We also evaluated the methylation status of other cell population in patients whose MNCs showed hypermethylation of the p15^INK4B gene (Fig 5). In patient no. 26, PB-PMN cells at CMMoL phase showed the methylated pattern as well as BM-MNCs at the leukemic phase, which evolved over a period of 1 month. In patient no. 3, T lymphocytes in PB at the leukemic phase and PB-PMN cells at the CR phase showed the unmethylated pattern, in contrast to BM-MNCs at the leukemic phase. Because it was reported that the clonality of MDS may not be involved in T lymphocytes and that most MDS patients may achieve a polyclonal remission,34 35 our results suggest that hypermethylation of the p15^INK4B gene may be involved in a clonal population, but not in a polyclonal (normal) population. It may occur de novo during the process of disease progression of MDS.

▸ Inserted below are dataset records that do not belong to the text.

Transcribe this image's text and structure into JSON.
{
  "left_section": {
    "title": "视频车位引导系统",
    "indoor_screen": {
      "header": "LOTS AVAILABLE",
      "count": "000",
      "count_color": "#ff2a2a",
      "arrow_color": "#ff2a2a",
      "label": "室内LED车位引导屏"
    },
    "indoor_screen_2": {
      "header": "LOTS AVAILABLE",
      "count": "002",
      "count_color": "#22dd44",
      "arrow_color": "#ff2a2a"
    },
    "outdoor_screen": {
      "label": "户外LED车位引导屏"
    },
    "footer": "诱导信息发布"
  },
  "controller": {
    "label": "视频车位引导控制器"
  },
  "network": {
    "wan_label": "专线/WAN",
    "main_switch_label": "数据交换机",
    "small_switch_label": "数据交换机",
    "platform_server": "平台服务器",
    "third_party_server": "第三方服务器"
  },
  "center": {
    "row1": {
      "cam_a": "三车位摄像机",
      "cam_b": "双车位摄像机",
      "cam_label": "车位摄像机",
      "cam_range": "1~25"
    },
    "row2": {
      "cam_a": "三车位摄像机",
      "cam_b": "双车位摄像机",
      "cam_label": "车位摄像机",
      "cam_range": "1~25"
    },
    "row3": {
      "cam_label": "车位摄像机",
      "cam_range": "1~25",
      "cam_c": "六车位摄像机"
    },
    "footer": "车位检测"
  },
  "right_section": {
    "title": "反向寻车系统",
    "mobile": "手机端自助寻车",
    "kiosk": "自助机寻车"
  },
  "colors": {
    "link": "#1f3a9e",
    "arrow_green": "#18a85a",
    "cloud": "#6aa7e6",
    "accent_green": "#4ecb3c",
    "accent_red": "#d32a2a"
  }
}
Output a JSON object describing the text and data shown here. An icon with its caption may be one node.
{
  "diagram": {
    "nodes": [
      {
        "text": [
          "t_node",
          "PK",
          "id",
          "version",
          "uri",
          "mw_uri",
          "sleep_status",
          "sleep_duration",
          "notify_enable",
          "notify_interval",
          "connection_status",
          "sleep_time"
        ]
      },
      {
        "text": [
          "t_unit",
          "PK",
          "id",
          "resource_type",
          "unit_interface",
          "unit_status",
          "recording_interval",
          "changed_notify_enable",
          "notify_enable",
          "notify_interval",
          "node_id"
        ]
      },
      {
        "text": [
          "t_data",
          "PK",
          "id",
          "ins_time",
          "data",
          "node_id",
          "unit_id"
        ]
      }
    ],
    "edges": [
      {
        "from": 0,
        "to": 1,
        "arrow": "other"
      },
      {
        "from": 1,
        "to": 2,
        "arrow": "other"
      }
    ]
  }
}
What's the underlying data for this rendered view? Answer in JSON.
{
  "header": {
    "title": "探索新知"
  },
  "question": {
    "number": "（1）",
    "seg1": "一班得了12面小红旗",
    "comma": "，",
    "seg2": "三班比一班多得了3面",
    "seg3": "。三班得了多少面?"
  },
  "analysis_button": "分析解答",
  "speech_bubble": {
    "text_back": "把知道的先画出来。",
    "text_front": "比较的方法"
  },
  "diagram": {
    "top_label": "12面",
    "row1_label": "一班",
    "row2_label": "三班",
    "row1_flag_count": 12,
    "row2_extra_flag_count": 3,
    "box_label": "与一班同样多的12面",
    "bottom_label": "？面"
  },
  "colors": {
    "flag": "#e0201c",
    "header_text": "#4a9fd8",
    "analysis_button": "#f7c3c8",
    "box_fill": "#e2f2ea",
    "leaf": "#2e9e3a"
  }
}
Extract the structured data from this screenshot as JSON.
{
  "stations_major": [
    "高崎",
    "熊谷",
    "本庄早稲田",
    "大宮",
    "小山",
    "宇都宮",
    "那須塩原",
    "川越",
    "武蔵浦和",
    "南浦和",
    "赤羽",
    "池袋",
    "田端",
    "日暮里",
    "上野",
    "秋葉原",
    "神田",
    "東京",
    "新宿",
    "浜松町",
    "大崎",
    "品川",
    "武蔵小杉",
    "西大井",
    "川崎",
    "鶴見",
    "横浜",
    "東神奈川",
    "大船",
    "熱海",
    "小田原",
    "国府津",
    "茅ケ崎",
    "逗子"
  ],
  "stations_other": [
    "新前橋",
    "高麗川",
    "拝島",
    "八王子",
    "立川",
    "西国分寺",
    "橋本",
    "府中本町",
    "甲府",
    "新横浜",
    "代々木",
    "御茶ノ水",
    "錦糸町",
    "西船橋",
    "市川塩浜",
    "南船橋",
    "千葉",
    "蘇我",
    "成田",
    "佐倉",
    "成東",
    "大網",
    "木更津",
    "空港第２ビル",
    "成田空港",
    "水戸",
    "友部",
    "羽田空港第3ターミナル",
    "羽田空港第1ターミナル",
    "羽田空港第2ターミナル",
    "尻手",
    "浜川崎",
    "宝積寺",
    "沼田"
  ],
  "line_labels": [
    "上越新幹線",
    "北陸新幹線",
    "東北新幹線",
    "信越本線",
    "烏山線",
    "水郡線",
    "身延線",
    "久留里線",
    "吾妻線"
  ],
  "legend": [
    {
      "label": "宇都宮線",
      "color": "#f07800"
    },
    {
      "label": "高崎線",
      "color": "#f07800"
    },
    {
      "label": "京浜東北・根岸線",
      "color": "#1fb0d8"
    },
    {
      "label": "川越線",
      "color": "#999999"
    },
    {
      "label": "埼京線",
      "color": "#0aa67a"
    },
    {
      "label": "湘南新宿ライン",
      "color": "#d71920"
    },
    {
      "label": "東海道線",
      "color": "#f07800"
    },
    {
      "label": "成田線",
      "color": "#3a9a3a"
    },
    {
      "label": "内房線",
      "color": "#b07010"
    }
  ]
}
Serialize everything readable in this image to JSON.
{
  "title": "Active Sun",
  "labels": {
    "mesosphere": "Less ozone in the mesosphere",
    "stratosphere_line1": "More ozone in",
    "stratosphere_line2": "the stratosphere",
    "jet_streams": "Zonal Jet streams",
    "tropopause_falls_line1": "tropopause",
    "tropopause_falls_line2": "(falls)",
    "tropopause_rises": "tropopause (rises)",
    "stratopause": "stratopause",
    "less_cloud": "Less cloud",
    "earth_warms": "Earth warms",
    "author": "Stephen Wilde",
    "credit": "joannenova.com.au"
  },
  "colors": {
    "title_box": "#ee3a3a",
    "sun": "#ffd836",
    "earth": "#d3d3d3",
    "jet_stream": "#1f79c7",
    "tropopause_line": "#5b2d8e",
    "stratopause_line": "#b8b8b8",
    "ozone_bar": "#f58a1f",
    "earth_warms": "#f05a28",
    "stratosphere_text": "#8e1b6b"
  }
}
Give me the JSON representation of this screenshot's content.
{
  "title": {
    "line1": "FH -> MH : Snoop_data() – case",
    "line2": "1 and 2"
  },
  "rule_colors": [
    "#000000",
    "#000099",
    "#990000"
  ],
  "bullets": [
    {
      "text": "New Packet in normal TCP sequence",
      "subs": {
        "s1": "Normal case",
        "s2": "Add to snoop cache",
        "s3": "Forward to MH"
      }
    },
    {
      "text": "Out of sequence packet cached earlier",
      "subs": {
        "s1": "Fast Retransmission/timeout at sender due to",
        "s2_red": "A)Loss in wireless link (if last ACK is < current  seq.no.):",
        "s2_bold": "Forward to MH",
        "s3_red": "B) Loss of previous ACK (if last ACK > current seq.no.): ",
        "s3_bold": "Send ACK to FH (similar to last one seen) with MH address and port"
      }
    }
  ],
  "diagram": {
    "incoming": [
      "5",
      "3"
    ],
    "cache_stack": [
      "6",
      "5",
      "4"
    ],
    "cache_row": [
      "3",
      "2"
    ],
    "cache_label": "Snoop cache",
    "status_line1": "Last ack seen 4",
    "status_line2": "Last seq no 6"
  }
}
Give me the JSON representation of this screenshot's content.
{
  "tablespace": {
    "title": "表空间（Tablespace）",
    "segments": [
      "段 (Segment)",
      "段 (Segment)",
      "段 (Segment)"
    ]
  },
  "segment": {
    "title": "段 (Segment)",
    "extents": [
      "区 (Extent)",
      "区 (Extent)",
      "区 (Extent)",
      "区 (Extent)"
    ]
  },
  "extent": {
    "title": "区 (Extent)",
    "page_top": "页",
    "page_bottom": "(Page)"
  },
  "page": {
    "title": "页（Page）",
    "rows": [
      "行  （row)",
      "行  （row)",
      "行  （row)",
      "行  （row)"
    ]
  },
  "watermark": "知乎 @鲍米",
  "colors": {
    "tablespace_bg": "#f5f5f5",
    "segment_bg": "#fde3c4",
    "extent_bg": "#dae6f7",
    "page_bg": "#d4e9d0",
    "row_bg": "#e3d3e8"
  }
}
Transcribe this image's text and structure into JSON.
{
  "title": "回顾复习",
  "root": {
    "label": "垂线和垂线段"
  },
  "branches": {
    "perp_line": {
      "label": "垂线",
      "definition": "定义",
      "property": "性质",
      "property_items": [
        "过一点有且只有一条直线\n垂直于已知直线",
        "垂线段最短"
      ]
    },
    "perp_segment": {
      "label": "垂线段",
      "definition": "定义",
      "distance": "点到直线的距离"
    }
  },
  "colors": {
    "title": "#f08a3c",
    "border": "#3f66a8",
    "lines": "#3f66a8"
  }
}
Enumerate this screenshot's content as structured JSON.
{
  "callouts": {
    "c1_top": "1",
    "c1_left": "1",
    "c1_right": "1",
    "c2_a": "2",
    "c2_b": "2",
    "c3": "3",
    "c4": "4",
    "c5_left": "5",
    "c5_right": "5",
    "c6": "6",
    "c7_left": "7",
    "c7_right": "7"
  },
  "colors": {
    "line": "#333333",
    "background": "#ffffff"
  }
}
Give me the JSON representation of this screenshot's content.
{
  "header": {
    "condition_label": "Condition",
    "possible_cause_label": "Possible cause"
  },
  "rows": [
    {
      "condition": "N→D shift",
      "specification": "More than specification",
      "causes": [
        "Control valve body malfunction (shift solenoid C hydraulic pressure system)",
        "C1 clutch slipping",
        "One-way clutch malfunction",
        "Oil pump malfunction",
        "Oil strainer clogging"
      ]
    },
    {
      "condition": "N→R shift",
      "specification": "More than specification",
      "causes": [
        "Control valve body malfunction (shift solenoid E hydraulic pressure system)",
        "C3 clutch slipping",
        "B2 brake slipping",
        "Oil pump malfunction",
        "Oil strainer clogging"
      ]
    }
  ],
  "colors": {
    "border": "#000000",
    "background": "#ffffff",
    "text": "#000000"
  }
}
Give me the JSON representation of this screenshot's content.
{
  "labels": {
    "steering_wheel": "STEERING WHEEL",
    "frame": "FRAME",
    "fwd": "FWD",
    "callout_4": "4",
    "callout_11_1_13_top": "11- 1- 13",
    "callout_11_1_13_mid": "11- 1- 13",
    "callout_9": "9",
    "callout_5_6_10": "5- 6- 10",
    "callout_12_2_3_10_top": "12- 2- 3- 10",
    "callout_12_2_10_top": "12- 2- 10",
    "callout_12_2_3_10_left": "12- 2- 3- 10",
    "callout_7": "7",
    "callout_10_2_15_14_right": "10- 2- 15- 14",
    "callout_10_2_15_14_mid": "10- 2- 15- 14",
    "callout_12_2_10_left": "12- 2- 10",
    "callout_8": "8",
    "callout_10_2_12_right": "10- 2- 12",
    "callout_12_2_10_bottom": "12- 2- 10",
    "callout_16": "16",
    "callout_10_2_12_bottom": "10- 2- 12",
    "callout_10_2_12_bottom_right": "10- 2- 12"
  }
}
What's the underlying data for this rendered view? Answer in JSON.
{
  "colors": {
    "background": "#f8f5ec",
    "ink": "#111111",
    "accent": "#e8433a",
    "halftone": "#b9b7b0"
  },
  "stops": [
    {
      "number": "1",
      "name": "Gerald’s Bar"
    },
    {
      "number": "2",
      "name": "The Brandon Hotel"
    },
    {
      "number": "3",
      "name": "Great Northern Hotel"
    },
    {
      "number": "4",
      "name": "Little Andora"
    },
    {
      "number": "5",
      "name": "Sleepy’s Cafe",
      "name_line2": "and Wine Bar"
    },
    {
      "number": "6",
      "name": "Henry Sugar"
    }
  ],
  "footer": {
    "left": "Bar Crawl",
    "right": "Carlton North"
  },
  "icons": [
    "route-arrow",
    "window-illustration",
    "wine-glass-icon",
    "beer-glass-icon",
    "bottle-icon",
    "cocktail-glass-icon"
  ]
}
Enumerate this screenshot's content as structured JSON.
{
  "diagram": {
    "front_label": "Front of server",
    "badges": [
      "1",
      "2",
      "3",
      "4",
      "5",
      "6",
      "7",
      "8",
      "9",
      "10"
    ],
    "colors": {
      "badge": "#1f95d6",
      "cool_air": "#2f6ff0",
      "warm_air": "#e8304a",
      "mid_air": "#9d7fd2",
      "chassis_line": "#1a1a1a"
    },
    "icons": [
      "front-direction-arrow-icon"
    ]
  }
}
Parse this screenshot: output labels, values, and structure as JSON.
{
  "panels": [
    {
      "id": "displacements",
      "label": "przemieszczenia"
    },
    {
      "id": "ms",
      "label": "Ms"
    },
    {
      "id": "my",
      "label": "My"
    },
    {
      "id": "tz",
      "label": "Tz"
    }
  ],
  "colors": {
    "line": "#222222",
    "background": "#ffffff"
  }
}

Survival in patients with MDS paralleled the likelihood of development of leukemia.19 Even in RA, approximately 10% of patients evolved to OL and had poor prognosis. So, it is important to determine the prognostic index for leukemic transformation. In present study, we analyzed 10 samples obtained at RA state. Two of them progressed to RAEB and OL in a short period and died (patients no. 2 and 26; they were included in RAEB and OL subtypes, respectively). These 2 patients showed apparent hypermethylation of the p15^INK4B gene since RA state (Fig 2B, lane 6, and Fig 6, respectively). In contrast, the remaining 8 patients showed intact p15^INK4B gene, except for only 1 patient (patient no. 16), and retained the stable clinical status. These results indicate that progression of MDS is rare in RA patients with intact p15^INK4B gene, and hypermethylation of the p15^INK4B gene may be a useful prognostic marker in RA.

The authors thank Drs A. Ichikawa (Gifu Tajimi Prefecture Hospital, Tajimi, Japan), T. Murase (Toyota Memorial Hospital, Toyota, Japan), and H. Mizuno (Cyukyo Hospital, Nagoya, Japan) for allowing us to examine clinical samples and for providing information about their patients with MDS.